The lack of racial diversity and racial consciousness at the general assemblies has been criticized as inadvertently promoting a brand of idealism that disregards the critical histories and realities of racial oppression. Though the movement’s leadership purports to be horizontal and non-hegemonic, many who lead the general assemblies and satellite meetings are white, and often male. Their strength in numbers, though mobilized by the fight for equality and economic justice, weakens the movement from reaching its full potential by presenting their specific experience of economic injustice and poverty as universal, when it is only one of many.

Instead of allowing the bottom 99 percent to be divided and conquered by race lines, the People of Color Working Group is re-igniting the conversation through critical, educational dialogues on systematic racism and oppression. Through these conversations in Liberty Square, as well as outreach to neighborhoods of color with their affiliate movement, #OccupyTheHood, they hope to represent their specific experiences with economic injustice and poverty through a race lens as a means to ultimately expand and strengthen the movement.

“They say that when a white man catches a cold, we in communities of color get pneumonia,” Holder said, “We are organized to ensure that our issues are heard—not just heard, but on the forefront of the movement, because if our issues are addressed, everyone’s issues will be addressed.”

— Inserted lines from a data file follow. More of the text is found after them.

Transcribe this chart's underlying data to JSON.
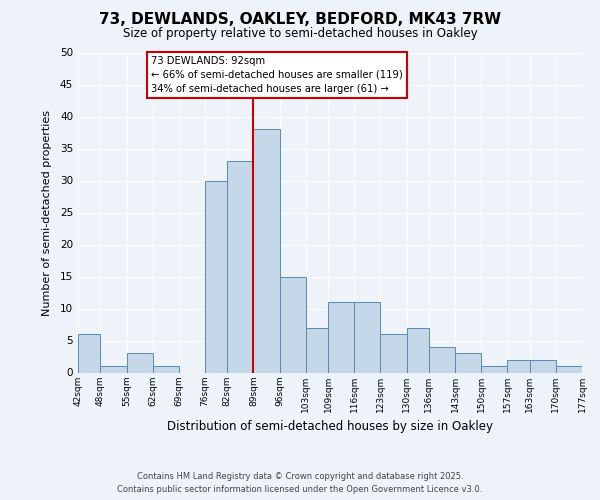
{
  "title": "73, DEWLANDS, OAKLEY, BEDFORD, MK43 7RW",
  "subtitle": "Size of property relative to semi-detached houses in Oakley",
  "xlabel": "Distribution of semi-detached houses by size in Oakley",
  "ylabel": "Number of semi-detached properties",
  "bins": [
    42,
    48,
    55,
    62,
    69,
    76,
    82,
    89,
    96,
    103,
    109,
    116,
    123,
    130,
    136,
    143,
    150,
    157,
    163,
    170,
    177
  ],
  "bin_labels": [
    "42sqm",
    "48sqm",
    "55sqm",
    "62sqm",
    "69sqm",
    "76sqm",
    "82sqm",
    "89sqm",
    "96sqm",
    "103sqm",
    "109sqm",
    "116sqm",
    "123sqm",
    "130sqm",
    "136sqm",
    "143sqm",
    "150sqm",
    "157sqm",
    "163sqm",
    "170sqm",
    "177sqm"
  ],
  "counts": [
    6,
    1,
    3,
    1,
    0,
    30,
    33,
    38,
    15,
    7,
    11,
    11,
    6,
    7,
    4,
    3,
    1,
    2,
    2,
    1,
    0
  ],
  "bar_color": "#c5d8ea",
  "bar_edge_color": "#5a8ab0",
  "vline_x": 89,
  "vline_color": "#cc0000",
  "annotation_title": "73 DEWLANDS: 92sqm",
  "annotation_line1": "← 66% of semi-detached houses are smaller (119)",
  "annotation_line2": "34% of semi-detached houses are larger (61) →",
  "annotation_box_color": "#ffffff",
  "annotation_box_edge": "#cc0000",
  "ylim": [
    0,
    50
  ],
  "yticks": [
    0,
    5,
    10,
    15,
    20,
    25,
    30,
    35,
    40,
    45,
    50
  ],
  "footer1": "Contains HM Land Registry data © Crown copyright and database right 2025.",
  "footer2": "Contains public sector information licensed under the Open Government Licence v3.0.",
  "bg_color": "#eef3fa"
}
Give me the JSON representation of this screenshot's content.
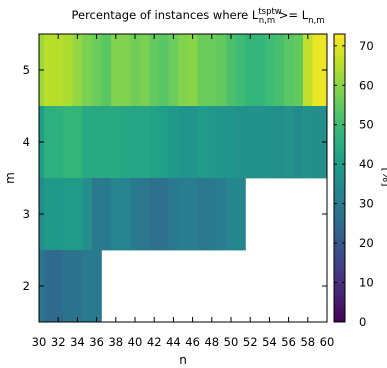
{
  "chart_data": {
    "type": "heatmap",
    "title": {
      "main": "Percentage of instances where L",
      "sup": "tsptw",
      "sub": "n,m",
      "rest": " >= L",
      "sub2": "n,m"
    },
    "xlabel": "n",
    "ylabel": "m",
    "colorbar_label": "[%]",
    "x": [
      30,
      31,
      32,
      33,
      34,
      35,
      36,
      37,
      38,
      39,
      40,
      41,
      42,
      43,
      44,
      45,
      46,
      47,
      48,
      49,
      50,
      51,
      52,
      53,
      54,
      55,
      56,
      57,
      58,
      59,
      60
    ],
    "x_ticks": [
      30,
      32,
      34,
      36,
      38,
      40,
      42,
      44,
      46,
      48,
      50,
      52,
      54,
      56,
      58,
      60
    ],
    "y": [
      2,
      3,
      4,
      5
    ],
    "y_ticks": [
      2,
      3,
      4,
      5
    ],
    "xlim": [
      30,
      60
    ],
    "ylim": [
      1.5,
      5.5
    ],
    "color_range": [
      0,
      73
    ],
    "color_ticks": [
      0,
      10,
      20,
      30,
      40,
      50,
      60,
      70
    ],
    "colormap": "viridis",
    "missing_color": "#ffffff",
    "rows": [
      {
        "m": 5,
        "values": [
          62,
          65,
          65,
          64,
          61,
          58,
          56,
          54,
          59,
          59,
          57,
          58,
          55,
          54,
          56,
          59,
          60,
          56,
          56,
          55,
          52,
          50,
          48,
          48,
          50,
          51,
          54,
          55,
          66,
          71,
          71
        ]
      },
      {
        "m": 4,
        "values": [
          40,
          46,
          46,
          48,
          48,
          44,
          44,
          44,
          44,
          43,
          43,
          43,
          42,
          41,
          39,
          38,
          38,
          40,
          39,
          38,
          38,
          37,
          37,
          37,
          37,
          36,
          37,
          35,
          37,
          36,
          36
        ]
      },
      {
        "m": 3,
        "values": [
          36,
          39,
          39,
          40,
          40,
          36,
          30,
          30,
          33,
          33,
          30,
          29,
          27,
          27,
          30,
          31,
          31,
          29,
          30,
          31,
          34,
          34,
          null,
          null,
          null,
          null,
          null,
          null,
          null,
          null,
          null
        ]
      },
      {
        "m": 2,
        "values": [
          30,
          25,
          25,
          28,
          28,
          30,
          30,
          null,
          null,
          null,
          null,
          null,
          null,
          null,
          null,
          null,
          null,
          null,
          null,
          null,
          null,
          null,
          null,
          null,
          null,
          null,
          null,
          null,
          null,
          null,
          null
        ]
      }
    ]
  }
}
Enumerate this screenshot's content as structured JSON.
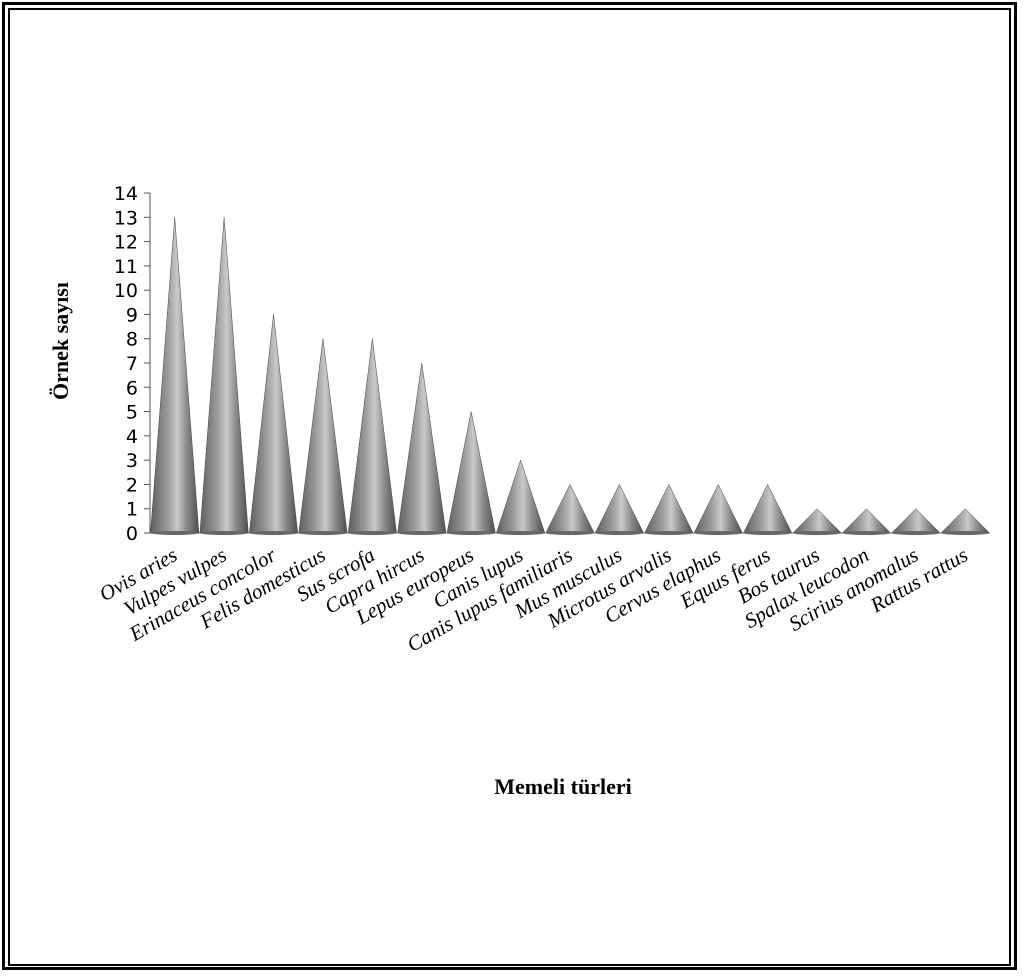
{
  "chart_data": {
    "type": "bar",
    "bar_shape": "cone",
    "xlabel": "Memeli türleri",
    "ylabel": "Örnek sayısı",
    "ylim": [
      0,
      14
    ],
    "yticks": [
      0,
      1,
      2,
      3,
      4,
      5,
      6,
      7,
      8,
      9,
      10,
      11,
      12,
      13,
      14
    ],
    "grid": false,
    "legend": "none",
    "bar_color": "#7a7a7a",
    "categories": [
      "Ovis aries",
      "Vulpes vulpes",
      "Erinaceus concolor",
      "Felis domesticus",
      "Sus scrofa",
      "Capra hircus",
      "Lepus europeus",
      "Canis lupus",
      "Canis lupus familiaris",
      "Mus musculus",
      "Microtus arvalis",
      "Cervus elaphus",
      "Equus ferus",
      "Bos taurus",
      "Spalax leucodon",
      "Scirius anomalus",
      "Rattus rattus"
    ],
    "values": [
      13,
      13,
      9,
      8,
      8,
      7,
      5,
      3,
      2,
      2,
      2,
      2,
      2,
      1,
      1,
      1,
      1
    ]
  }
}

After the economy crashed, although many white, formerly middle-class Americans stood in line for food stamps and lost their homes in foreclosures—an experience once exclusively reserved for blacks, Latinos and immigrant communities—communities of color still experienced disproportionate consequences of the recession. Thousands of all demographics lost their jobs and incomes, but nearly 40 percent of the nation’s collective unemployed are black or Latino—while they make up only 29 percent of the total population. Although the overall unemployment rate is 9 percent, when broken down by race it becomes 8 percent white unemployment, 11.8 percent Latino unemployment, and 16.1 percent black unemployment.

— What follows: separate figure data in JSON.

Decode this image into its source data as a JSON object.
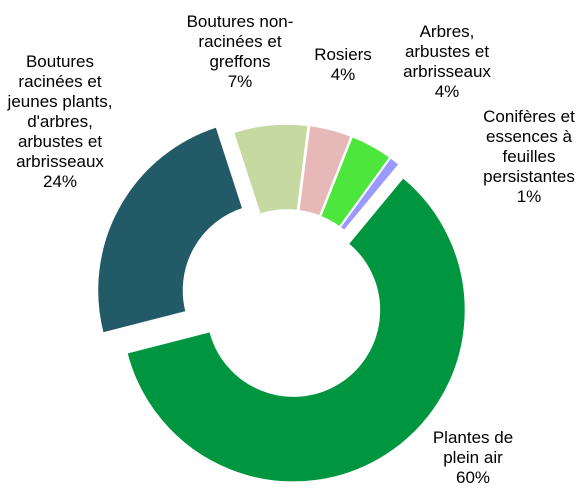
{
  "chart_data": {
    "type": "donut",
    "categories": [
      "Boutures non-racinées et greffons",
      "Rosiers",
      "Arbres, arbustes et arbrisseaux",
      "Conifères et essences à feuilles persistantes",
      "Plantes de plein air",
      "Boutures racinées et jeunes plants, d'arbres, arbustes et arbrisseaux"
    ],
    "values": [
      7,
      4,
      4,
      1,
      60,
      24
    ],
    "value_labels": [
      "7%",
      "4%",
      "4%",
      "1%",
      "60%",
      "24%"
    ],
    "colors": [
      "#c6d9a0",
      "#e6b8b7",
      "#4ce63c",
      "#9999ff",
      "#00963f",
      "#235a68"
    ]
  }
}
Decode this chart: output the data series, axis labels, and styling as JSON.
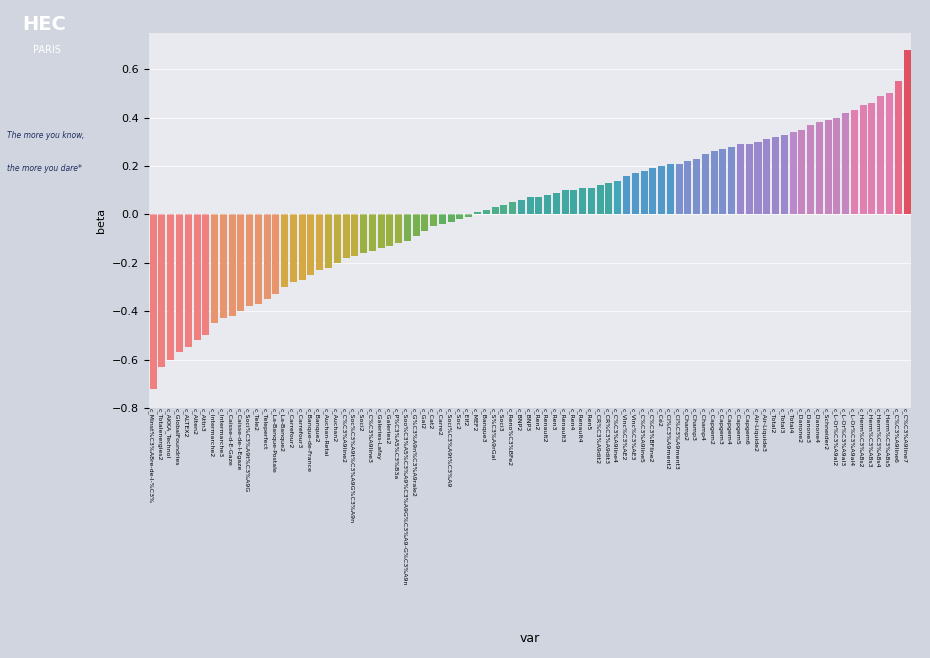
{
  "ylabel": "beta",
  "xlabel": "var",
  "background_color": "#E8EAF0",
  "plot_bg": "#E8EAF0",
  "ylim": [
    -0.8,
    0.75
  ],
  "yticks": [
    -0.8,
    -0.6,
    -0.4,
    -0.2,
    0.0,
    0.2,
    0.4,
    0.6
  ],
  "bars": [
    {
      "label": "c_Minst%C3%A8re-de-l-%C3%",
      "value": -0.72,
      "color": "#F08080"
    },
    {
      "label": "c_Totalenergies2",
      "value": -0.63,
      "color": "#F08080"
    },
    {
      "label": "c_AKKA_Technol",
      "value": -0.6,
      "color": "#F08080"
    },
    {
      "label": "c_GlobalFoundries",
      "value": -0.57,
      "color": "#F08080"
    },
    {
      "label": "c_ALTEX2",
      "value": -0.55,
      "color": "#F08080"
    },
    {
      "label": "c_Alten2",
      "value": -0.52,
      "color": "#F08080"
    },
    {
      "label": "c_Attn3",
      "value": -0.5,
      "color": "#F08080"
    },
    {
      "label": "c_Intermarche2",
      "value": -0.45,
      "color": "#E8956D"
    },
    {
      "label": "c_Intermarche3",
      "value": -0.43,
      "color": "#E8956D"
    },
    {
      "label": "c_Caisse-d-E-Gaze",
      "value": -0.42,
      "color": "#E8956D"
    },
    {
      "label": "c_Caisse-de-l-Egaze",
      "value": -0.4,
      "color": "#E8956D"
    },
    {
      "label": "c_Soci%C3%A9t%C3%A9G",
      "value": -0.38,
      "color": "#E8956D"
    },
    {
      "label": "c_Tele2",
      "value": -0.37,
      "color": "#E8956D"
    },
    {
      "label": "c_Teleperfect",
      "value": -0.35,
      "color": "#E8956D"
    },
    {
      "label": "c_La-Banque-Postale",
      "value": -0.33,
      "color": "#E8956D"
    },
    {
      "label": "c_La-Banque2",
      "value": -0.3,
      "color": "#D4A843"
    },
    {
      "label": "c_Carrefour2",
      "value": -0.28,
      "color": "#D4A843"
    },
    {
      "label": "c_Carrefour3",
      "value": -0.27,
      "color": "#D4A843"
    },
    {
      "label": "c_Banque-de-France",
      "value": -0.25,
      "color": "#D4A843"
    },
    {
      "label": "c_Banque2",
      "value": -0.23,
      "color": "#D4A843"
    },
    {
      "label": "c_Auchan-Retai",
      "value": -0.22,
      "color": "#BFAD40"
    },
    {
      "label": "c_Auchan2",
      "value": -0.2,
      "color": "#BFAD40"
    },
    {
      "label": "c_C%C3%A9line2",
      "value": -0.18,
      "color": "#BFAD40"
    },
    {
      "label": "c_Soc%C3%A9t%C3%A9G%C3%A9n",
      "value": -0.17,
      "color": "#BFAD40"
    },
    {
      "label": "c_Soci2",
      "value": -0.16,
      "color": "#9AB040"
    },
    {
      "label": "c_C%C3%A9line3",
      "value": -0.15,
      "color": "#9AB040"
    },
    {
      "label": "c_Galeries-Lafay",
      "value": -0.14,
      "color": "#9AB040"
    },
    {
      "label": "c_Galeries2",
      "value": -0.13,
      "color": "#9AB040"
    },
    {
      "label": "c_P%C3%A5%C3%B3a",
      "value": -0.12,
      "color": "#9AB040"
    },
    {
      "label": "c_Soo%C3%A5%C3%A9%C3%A9G%C3%A9-G%C3%A9n",
      "value": -0.11,
      "color": "#78B050"
    },
    {
      "label": "c_G%C3%A9n%C3%A9rale2",
      "value": -0.09,
      "color": "#78B050"
    },
    {
      "label": "c_Gal2",
      "value": -0.07,
      "color": "#78B050"
    },
    {
      "label": "c_Cat2",
      "value": -0.05,
      "color": "#78B050"
    },
    {
      "label": "c_Carre2",
      "value": -0.04,
      "color": "#60B060"
    },
    {
      "label": "c_Soci%C3%A9t%C3%A9",
      "value": -0.03,
      "color": "#60B060"
    },
    {
      "label": "c_Soc2",
      "value": -0.02,
      "color": "#60B060"
    },
    {
      "label": "c_Elf2",
      "value": -0.01,
      "color": "#60B060"
    },
    {
      "label": "c_MEF2",
      "value": 0.01,
      "color": "#4CAF8A"
    },
    {
      "label": "c_Banque3",
      "value": 0.02,
      "color": "#4CAF8A"
    },
    {
      "label": "c_S%C3%A9rGal",
      "value": 0.03,
      "color": "#4CAF8A"
    },
    {
      "label": "c_Soci3",
      "value": 0.04,
      "color": "#4CAF8A"
    },
    {
      "label": "c_Reno%C3%BFe2",
      "value": 0.05,
      "color": "#4CAF8A"
    },
    {
      "label": "c_BNP2",
      "value": 0.06,
      "color": "#40A8A0"
    },
    {
      "label": "c_BNP3",
      "value": 0.07,
      "color": "#40A8A0"
    },
    {
      "label": "c_Ren2",
      "value": 0.07,
      "color": "#40A8A0"
    },
    {
      "label": "c_Renault2",
      "value": 0.08,
      "color": "#40A8A0"
    },
    {
      "label": "c_Ren3",
      "value": 0.09,
      "color": "#40A8A0"
    },
    {
      "label": "c_Renault3",
      "value": 0.1,
      "color": "#40A8A0"
    },
    {
      "label": "c_Ren4",
      "value": 0.1,
      "color": "#40A8A0"
    },
    {
      "label": "c_Renault4",
      "value": 0.11,
      "color": "#40A8A0"
    },
    {
      "label": "c_Ren5",
      "value": 0.11,
      "color": "#40A8A0"
    },
    {
      "label": "c_CR%C3%A9dit2",
      "value": 0.12,
      "color": "#40A8A0"
    },
    {
      "label": "c_CR%C3%A9dit3",
      "value": 0.13,
      "color": "#40A8A0"
    },
    {
      "label": "c_C%C3%A9line4",
      "value": 0.14,
      "color": "#40A8B8"
    },
    {
      "label": "c_Vinc%C3%AE2",
      "value": 0.16,
      "color": "#5099C8"
    },
    {
      "label": "c_Vinc%C3%AE3",
      "value": 0.17,
      "color": "#5099C8"
    },
    {
      "label": "c_C%C3%A9line5",
      "value": 0.18,
      "color": "#5099C8"
    },
    {
      "label": "c_C%C3%BFline2",
      "value": 0.19,
      "color": "#5099C8"
    },
    {
      "label": "c_Cé2",
      "value": 0.2,
      "color": "#5099C8"
    },
    {
      "label": "c_Cl%C3%A9ment2",
      "value": 0.21,
      "color": "#5099C8"
    },
    {
      "label": "c_Cl%C3%A9ment3",
      "value": 0.21,
      "color": "#7B90CC"
    },
    {
      "label": "c_Champ2",
      "value": 0.22,
      "color": "#7B90CC"
    },
    {
      "label": "c_Champ3",
      "value": 0.23,
      "color": "#7B90CC"
    },
    {
      "label": "c_Champ4",
      "value": 0.25,
      "color": "#7B90CC"
    },
    {
      "label": "c_Capgem2",
      "value": 0.26,
      "color": "#7B90CC"
    },
    {
      "label": "c_Capgem3",
      "value": 0.27,
      "color": "#7B90CC"
    },
    {
      "label": "c_Capgem4",
      "value": 0.28,
      "color": "#7B90CC"
    },
    {
      "label": "c_Capgem5",
      "value": 0.29,
      "color": "#9B88CC"
    },
    {
      "label": "c_Capgem6",
      "value": 0.29,
      "color": "#9B88CC"
    },
    {
      "label": "c_Air-Liquide2",
      "value": 0.3,
      "color": "#9B88CC"
    },
    {
      "label": "c_Air-Liquide3",
      "value": 0.31,
      "color": "#9B88CC"
    },
    {
      "label": "c_Total2",
      "value": 0.32,
      "color": "#9B88CC"
    },
    {
      "label": "c_Total3",
      "value": 0.33,
      "color": "#9B88CC"
    },
    {
      "label": "c_Total4",
      "value": 0.34,
      "color": "#BC88CC"
    },
    {
      "label": "c_Danone2",
      "value": 0.35,
      "color": "#C585BE"
    },
    {
      "label": "c_Danone3",
      "value": 0.37,
      "color": "#C585BE"
    },
    {
      "label": "c_Danone4",
      "value": 0.38,
      "color": "#C585BE"
    },
    {
      "label": "c_Schneider2",
      "value": 0.39,
      "color": "#C585BE"
    },
    {
      "label": "c_L-Or%C3%A9al2",
      "value": 0.4,
      "color": "#C585BE"
    },
    {
      "label": "c_L-Or%C3%A9al3",
      "value": 0.42,
      "color": "#C585BE"
    },
    {
      "label": "c_L-Or%C3%A9al4",
      "value": 0.43,
      "color": "#E07FB0"
    },
    {
      "label": "c_Herm%C3%A8s2",
      "value": 0.45,
      "color": "#E07FB0"
    },
    {
      "label": "c_Herm%C3%A8s3",
      "value": 0.46,
      "color": "#E07FB0"
    },
    {
      "label": "c_Herm%C3%A8s4",
      "value": 0.49,
      "color": "#E07FB0"
    },
    {
      "label": "c_Herm%C3%A8s5",
      "value": 0.5,
      "color": "#E07FB0"
    },
    {
      "label": "c_C%C3%A9line6",
      "value": 0.55,
      "color": "#E86B8A"
    },
    {
      "label": "c_C%C3%A9line7",
      "value": 0.68,
      "color": "#E05060"
    }
  ]
}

It is not only that communities of color—especially those that make up the forgotten majorities of places like New York City—need movements for economic justice like Occupy Wall Street. Movements like Occupy Wall Street—movements that have the potential to be historic, but are still reactionary, developing and criticized for being immature and directionless—need communities of color, both as additional bodies of support but as critical histories of oppression and resistance to create empowering critical dialogues and inclusive change.

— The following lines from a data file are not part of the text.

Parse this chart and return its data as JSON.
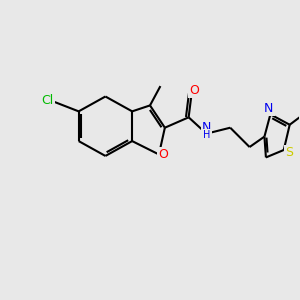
{
  "background_color": "#e8e8e8",
  "bond_color": "#000000",
  "bond_width": 1.5,
  "atom_colors": {
    "Cl": "#00bb00",
    "O": "#ff0000",
    "N": "#0000ee",
    "S": "#cccc00",
    "C": "#000000"
  },
  "font_size": 9,
  "fig_width": 3.0,
  "fig_height": 3.0,
  "dpi": 100
}
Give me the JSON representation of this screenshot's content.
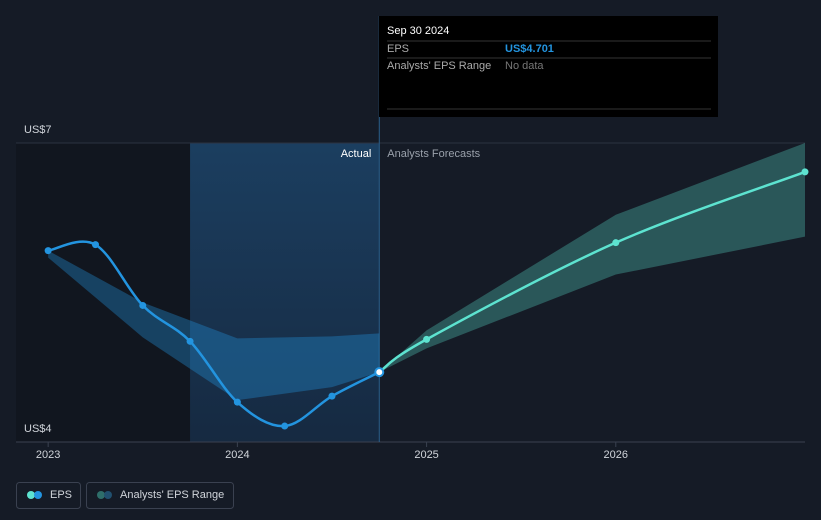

“This is our outlet,” Holder continued. “We all need to question the status quo that we have accepted up until this point, because this is not a beautiful struggle that will fade into tomorrow with half actions and half solutions. We are the United States of America. We are one and we pledge allegiance to liberty and justice for all, yet our black and brown people have been drowning in a cesspool of misery for so long. Occupy Wall Street is our chance and time for us to come together and occupy the America that is on paper.”